How To Make creamy roasted winter vegetable soup or chowder

  • 1
    1. Put all vegetables in a large roasting pan and toss with olive oil, herbs and spices.
  • 2
    Pour in 1 cup veg. broth and 1/2 cup wine
  • 3
    Roast at 400 degrees stirring occasionally until vegetables are fork tender and slightly brown. (40 minutes to 1 hour)
  • 4
    In a large dutch oven or soup pot heat 2 tbls butter. Add roasted vegetables making sure to get all of the good juices and scrapings from the bottom of the roasting pan.
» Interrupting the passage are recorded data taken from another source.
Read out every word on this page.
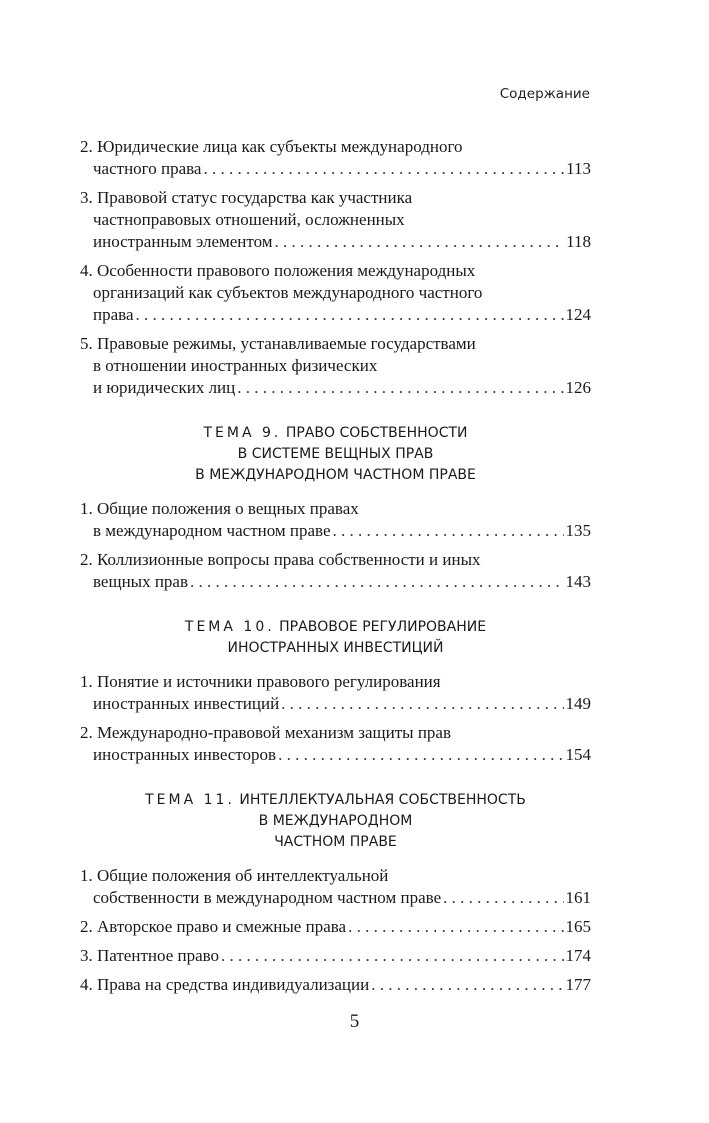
Содержание
2. Юридические лица как субъекты международного
частного права . . .	113
3. Правовой статус государства как участника
частноправовых отношений, осложненных
иностранным элементом . . .	118
4. Особенности правового положения международных
организаций как субъектов международного частного
права . . .	124
5. Правовые режимы, устанавливаемые государствами
в отношении иностранных физических
и юридических лиц . . .	126
ТЕМА 9. ПРАВО СОБСТВЕННОСТИ
В СИСТЕМЕ ВЕЩНЫХ ПРАВ
В МЕЖДУНАРОДНОМ ЧАСТНОМ ПРАВЕ
1. Общие положения о вещных правах
в международном частном праве . . .	135
2. Коллизионные вопросы права собственности и иных
вещных прав . . .	143
ТЕМА 10. ПРАВОВОЕ РЕГУЛИРОВАНИЕ
ИНОСТРАННЫХ ИНВЕСТИЦИЙ
1. Понятие и источники правового регулирования
иностранных инвестиций . . .	149
2. Международно-правовой механизм защиты прав
иностранных инвесторов . . .	154
ТЕМА 11. ИНТЕЛЛЕКТУАЛЬНАЯ СОБСТВЕННОСТЬ
В МЕЖДУНАРОДНОМ
ЧАСТНОМ ПРАВЕ
1. Общие положения об интеллектуальной
собственности в международном частном праве . . .	161
2. Авторское право и смежные права . . .	165
3. Патентное право . . .	174
4. Права на средства индивидуализации . . .	177
5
Next add the remainder of 1 qt of vegetable broth bring to a simmer, then puree with an immersion blender or in small batches in a blender. If it seems too thick thin down with more broth.
  • 5
    Add one cup milk and one cup of defrosted corn and heat through. Season with salt and pepper to taste. At this point if you like hot sauce ( we use tabasco) add to taste. Sometimes I add a little curry powder at this point instead of tabasco. Either hot sauce or curry could be added to the bowls of those eating the soup.